Yellowknife deputy mayor Garett Cochrane will be in attendance to moderate the discussion. Speakers include Shutoatine former broadcaster and chief Paul Andrew, longtime Yellowknifer Patrick Scott, Imam Aizaz Khan and NWT chief public health officer Dr Kami Kandola.
“They are going to express maybe how they would address mental health and how it relates to them, or how it relates to their faith or their community or background. For example, we have people from the Aboriginal spiritual community, the Christianity community and the Islamic community,” Ahmad said.
“It’s also something we’re really looking forward to in the sense that it shows all the different avenues and all the different ways we can help each other, as well as learn from each other. To see the similarities that we have, not just the differences.”

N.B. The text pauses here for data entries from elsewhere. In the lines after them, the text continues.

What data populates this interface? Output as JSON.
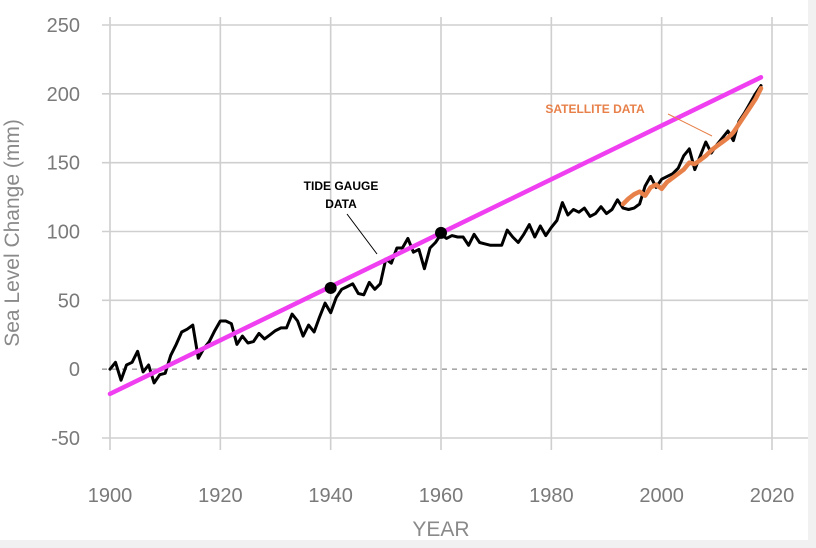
{
  "chart_data": {
    "type": "line",
    "xlabel": "YEAR",
    "ylabel": "Sea Level Change (mm)",
    "xlim": [
      1900,
      2020
    ],
    "ylim": [
      -50,
      250
    ],
    "x_ticks": [
      1900,
      1920,
      1940,
      1960,
      1980,
      2000,
      2020
    ],
    "y_ticks": [
      250,
      200,
      150,
      100,
      50,
      0,
      -50
    ],
    "grid": true,
    "zero_line_dashed": true,
    "colors": {
      "tide_gauge": "#000000",
      "satellite": "#e8804a",
      "trend": "#ef3ff0",
      "grid": "#cfcfcf",
      "zero_line": "#a8a8a8"
    },
    "annotations": {
      "tide_gauge_line1": "TIDE GAUGE",
      "tide_gauge_line2": "DATA",
      "satellite": "SATELLITE DATA"
    },
    "series": [
      {
        "key": "tide_gauge",
        "x": [
          1900,
          1901,
          1902,
          1903,
          1904,
          1905,
          1906,
          1907,
          1908,
          1909,
          1910,
          1911,
          1912,
          1913,
          1914,
          1915,
          1916,
          1917,
          1918,
          1919,
          1920,
          1921,
          1922,
          1923,
          1924,
          1925,
          1926,
          1927,
          1928,
          1929,
          1930,
          1931,
          1932,
          1933,
          1934,
          1935,
          1936,
          1937,
          1938,
          1939,
          1940,
          1941,
          1942,
          1943,
          1944,
          1945,
          1946,
          1947,
          1948,
          1949,
          1950,
          1951,
          1952,
          1953,
          1954,
          1955,
          1956,
          1957,
          1958,
          1959,
          1960,
          1961,
          1962,
          1963,
          1964,
          1965,
          1966,
          1967,
          1968,
          1969,
          1970,
          1971,
          1972,
          1973,
          1974,
          1975,
          1976,
          1977,
          1978,
          1979,
          1980,
          1981,
          1982,
          1983,
          1984,
          1985,
          1986,
          1987,
          1988,
          1989,
          1990,
          1991,
          1992,
          1993,
          1994,
          1995,
          1996,
          1997,
          1998,
          1999,
          2000,
          2001,
          2002,
          2003,
          2004,
          2005,
          2006,
          2007,
          2008,
          2009,
          2010,
          2011,
          2012,
          2013,
          2014,
          2015,
          2016,
          2017,
          2018
        ],
        "y": [
          0,
          5,
          -8,
          3,
          5,
          13,
          -2,
          3,
          -10,
          -4,
          -3,
          10,
          18,
          27,
          29,
          32,
          8,
          15,
          20,
          28,
          35,
          35,
          33,
          18,
          24,
          19,
          20,
          26,
          22,
          25,
          28,
          30,
          30,
          40,
          35,
          24,
          32,
          27,
          38,
          48,
          41,
          52,
          58,
          60,
          62,
          55,
          54,
          63,
          58,
          62,
          80,
          77,
          88,
          88,
          95,
          85,
          87,
          73,
          88,
          92,
          98,
          95,
          97,
          96,
          96,
          90,
          98,
          92,
          91,
          90,
          90,
          90,
          101,
          96,
          92,
          98,
          105,
          96,
          104,
          97,
          103,
          108,
          121,
          112,
          116,
          114,
          117,
          111,
          113,
          118,
          113,
          116,
          123,
          117,
          116,
          117,
          120,
          133,
          140,
          132,
          138,
          140,
          142,
          146,
          155,
          160,
          145,
          155,
          165,
          157,
          163,
          168,
          173,
          166,
          180,
          186,
          193,
          200,
          206
        ]
      },
      {
        "key": "satellite",
        "x": [
          1993,
          1994,
          1995,
          1996,
          1997,
          1998,
          1999,
          2000,
          2001,
          2002,
          2003,
          2004,
          2005,
          2006,
          2007,
          2008,
          2009,
          2010,
          2011,
          2012,
          2013,
          2014,
          2015,
          2016,
          2017,
          2018
        ],
        "y": [
          120,
          124,
          127,
          129,
          126,
          132,
          134,
          131,
          136,
          139,
          142,
          145,
          150,
          149,
          152,
          155,
          159,
          162,
          165,
          168,
          172,
          178,
          184,
          190,
          196,
          204
        ]
      },
      {
        "key": "trend",
        "x": [
          1900,
          2018
        ],
        "y": [
          -18,
          212
        ]
      }
    ],
    "points": [
      {
        "x": 1940,
        "y": 59
      },
      {
        "x": 1960,
        "y": 99
      }
    ]
  }
}
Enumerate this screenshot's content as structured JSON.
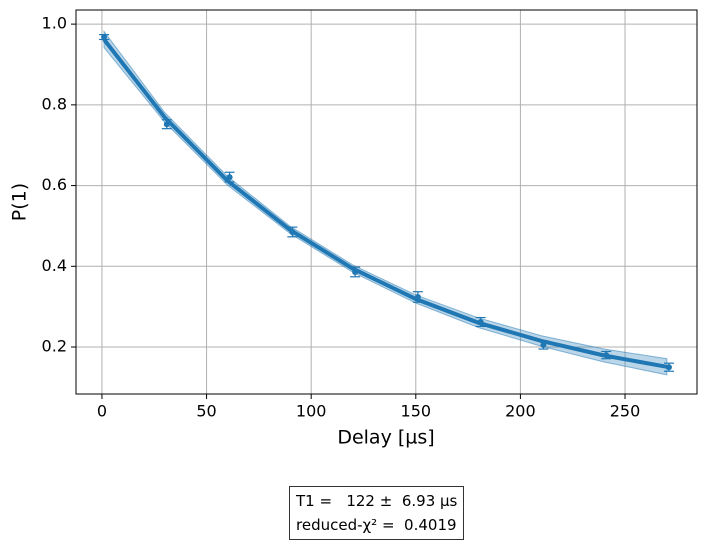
{
  "chart_data": {
    "type": "scatter",
    "xlabel": "Delay [µs]",
    "ylabel": "P(1)",
    "xlim": [
      -12.4,
      284.4
    ],
    "ylim": [
      0.0836,
      1.035
    ],
    "xticks": [
      0,
      50,
      100,
      150,
      200,
      250
    ],
    "yticks": [
      0.2,
      0.4,
      0.6,
      0.8,
      {
        "value": 1.0,
        "label": "1.0"
      }
    ],
    "grid": true,
    "color": "#1f77b4",
    "data": {
      "x": [
        1,
        31,
        61,
        91,
        121,
        151,
        181,
        211,
        241,
        271
      ],
      "values": [
        0.968,
        0.752,
        0.621,
        0.485,
        0.386,
        0.324,
        0.262,
        0.205,
        0.18,
        0.15
      ],
      "errors": [
        0.006,
        0.011,
        0.012,
        0.012,
        0.012,
        0.013,
        0.011,
        0.01,
        0.009,
        0.01
      ]
    },
    "fit": {
      "x": [
        1,
        30,
        60,
        90,
        120,
        150,
        180,
        210,
        240,
        270
      ],
      "values": [
        0.962,
        0.769,
        0.612,
        0.49,
        0.394,
        0.319,
        0.26,
        0.215,
        0.179,
        0.151
      ],
      "lower": [
        0.942,
        0.757,
        0.601,
        0.481,
        0.385,
        0.309,
        0.248,
        0.202,
        0.163,
        0.131
      ],
      "upper": [
        0.982,
        0.781,
        0.623,
        0.499,
        0.403,
        0.329,
        0.272,
        0.228,
        0.195,
        0.171
      ]
    },
    "annotation": [
      "T1 =   122 ±  6.93 µs",
      "reduced-χ² =  0.4019"
    ]
  }
}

On September 23, Ahmad will travel to Hay River to represent the Ontario charity as an imam at a similar event being held for the seventh time in the town.
Speakers at Hay River’s recreation centre will include Mayor Kandis Jameson, Kátł’odeeche First Nation Chief April Martel and Diamond Jenness Secondary School principal Lynne Beck.
Ahmad said organizers are working toward bringing this form of discussion to smaller communities in the territory.
“I have visited Fort Providence and Fort Smith as well. We haven’t had official programs there yet. We’ve had more one-on-one conversations and meeting people of those residences, but we travel throughout the Northwest Territories,” he said.
“We don’t have anything on that scale yet, but we’re working towards it, and Inshallah, we will be able to have something at a larger scale for all of these different areas.”